Nrf1 and MafG are recruited to the AREs of the Lipin1 and PGC-1β genes. (A) Alignment of MARE and ARE found in the regulatory regions of PPARα, Lipin1, and PGC-1β. The chromosome numbers and positions on the chromosome are indicated according to the Mouse Genome Informatics database (NCBI37/mm9). P, promoter; U, 3′ UTR; I, intron. (B and C) ChIP assays were performed with chromatin extracts from Hepa1 cells using normal IgG and anti-Nrf1 or anti-MafG antibodies and analyzed by qPCR with primers flanking the AREs in the promoter and 3′ UTR of PPARα, the promoter and intron of Lipin1, and the intron of PGC-1β. The data represent the mean ± SD (n = 3 to 6). P values are from Student's unpaired t test: *, P < 0.05.

Fig 7

Nrf1 binds to the AREs of the Lipin1 and PGC-1β genes and activates transcription in vitro. (A) Hepa1 cells were cotransfected with luciferase reporter constructs containing the AREs from the Lipin1 promoter, Lipin1 intron, or PGC-1β intron with or without the Nrf1 expression vector.
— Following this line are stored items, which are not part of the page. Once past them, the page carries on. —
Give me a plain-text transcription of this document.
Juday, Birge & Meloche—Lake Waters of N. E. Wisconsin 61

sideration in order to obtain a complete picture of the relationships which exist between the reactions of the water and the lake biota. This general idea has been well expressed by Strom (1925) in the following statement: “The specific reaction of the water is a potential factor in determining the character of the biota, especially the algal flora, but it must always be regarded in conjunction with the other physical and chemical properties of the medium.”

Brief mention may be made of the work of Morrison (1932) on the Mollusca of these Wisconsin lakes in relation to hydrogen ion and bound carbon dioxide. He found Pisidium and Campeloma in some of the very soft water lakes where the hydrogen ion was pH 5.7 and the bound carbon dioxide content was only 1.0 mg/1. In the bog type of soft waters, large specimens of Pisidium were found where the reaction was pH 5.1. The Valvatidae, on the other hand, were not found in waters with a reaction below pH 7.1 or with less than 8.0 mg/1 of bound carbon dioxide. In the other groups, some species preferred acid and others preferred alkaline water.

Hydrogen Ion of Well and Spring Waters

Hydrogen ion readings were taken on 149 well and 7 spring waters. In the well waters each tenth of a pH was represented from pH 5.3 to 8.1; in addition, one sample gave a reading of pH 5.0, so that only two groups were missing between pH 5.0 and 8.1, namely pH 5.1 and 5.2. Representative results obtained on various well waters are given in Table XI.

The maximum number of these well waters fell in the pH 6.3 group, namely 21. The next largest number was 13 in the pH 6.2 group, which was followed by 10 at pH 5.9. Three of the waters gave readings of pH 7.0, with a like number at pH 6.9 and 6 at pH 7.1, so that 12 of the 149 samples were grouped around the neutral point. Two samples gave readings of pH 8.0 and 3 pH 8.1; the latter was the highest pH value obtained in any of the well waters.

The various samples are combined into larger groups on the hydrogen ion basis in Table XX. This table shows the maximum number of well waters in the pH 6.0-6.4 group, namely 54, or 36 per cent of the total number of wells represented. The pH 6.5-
The average values ± SD are shown (n = 3). The vertical axis indicates relative luciferase units (RLU). The normalized firefly luciferase activity in the absence of effector plasmids is set to 1. (B) EMSA analysis was performed with biotin-labeled probes containing the AREs from the Nqo1 promoter, Lipin1 promoter, Lipin1 intron, and PGC-1β intron regions. MafG and Nrf1 or Nrf2 proteins were incubated with the probes, and the protein-DNA complexes and free probes were resolved by electrophoresis. (C) MafG and Nrf1 or Nrf2 proteins were incubated in combination in the absence or presence of a 200-fold molar excess of unlabeled competitor DNA. The wild-type (W) and mutated (M) ARE or MARE sequences are shown. The mutated sequences are underlined. Open arrowheads, closed arrowheads, and arrows, Nrf1-MafG heterodimer, Nrf2-MafG heterodimer, and MafG homodimer complex, respectively.

Fig 8

Nrf2 does not participate in the regulation of Lipin1 and PGC-1β genes. (A) Expression of Nqo1, Gclc, Lipin1, and PGC-1β in Hepa1 cells treated with 100 μM DEM or dimethyl sulfoxide (vehicle [Veh]) for 6 h (left) or in the livers of Keap1-KD mice (right). WT, wild type. mRNA expression was analyzed by qPCR. The data represent the mean ± SD (n = 3). (B and C) ChIP analyses were performed with chromatin extracts from Hepa1 cells (left) treated with 100 μM DEM or dimethyl sulfoxide (vehicle) for 4 h or from the livers of Keap1-KD mice (right) using anti-Nrf2 (B) or anti-MafG (C) antibodies. Normal IgG was used as a negative control. The amount of immunoprecipitated DNA was analyzed by qPCR with primers flanking the ARE regions in the Nqo1 promoter, the Lipin1 promoter, and the Lipin1 and PGC-1β introns. The third intron of the thromboxane synthase (Txs) gene was used as a negative control. The data represent the mean ± SD (n = 3 to 4). P values are from Student's unpaired t test between specific antibody and IgG control: *, P < 0.05; **, P < 0.01.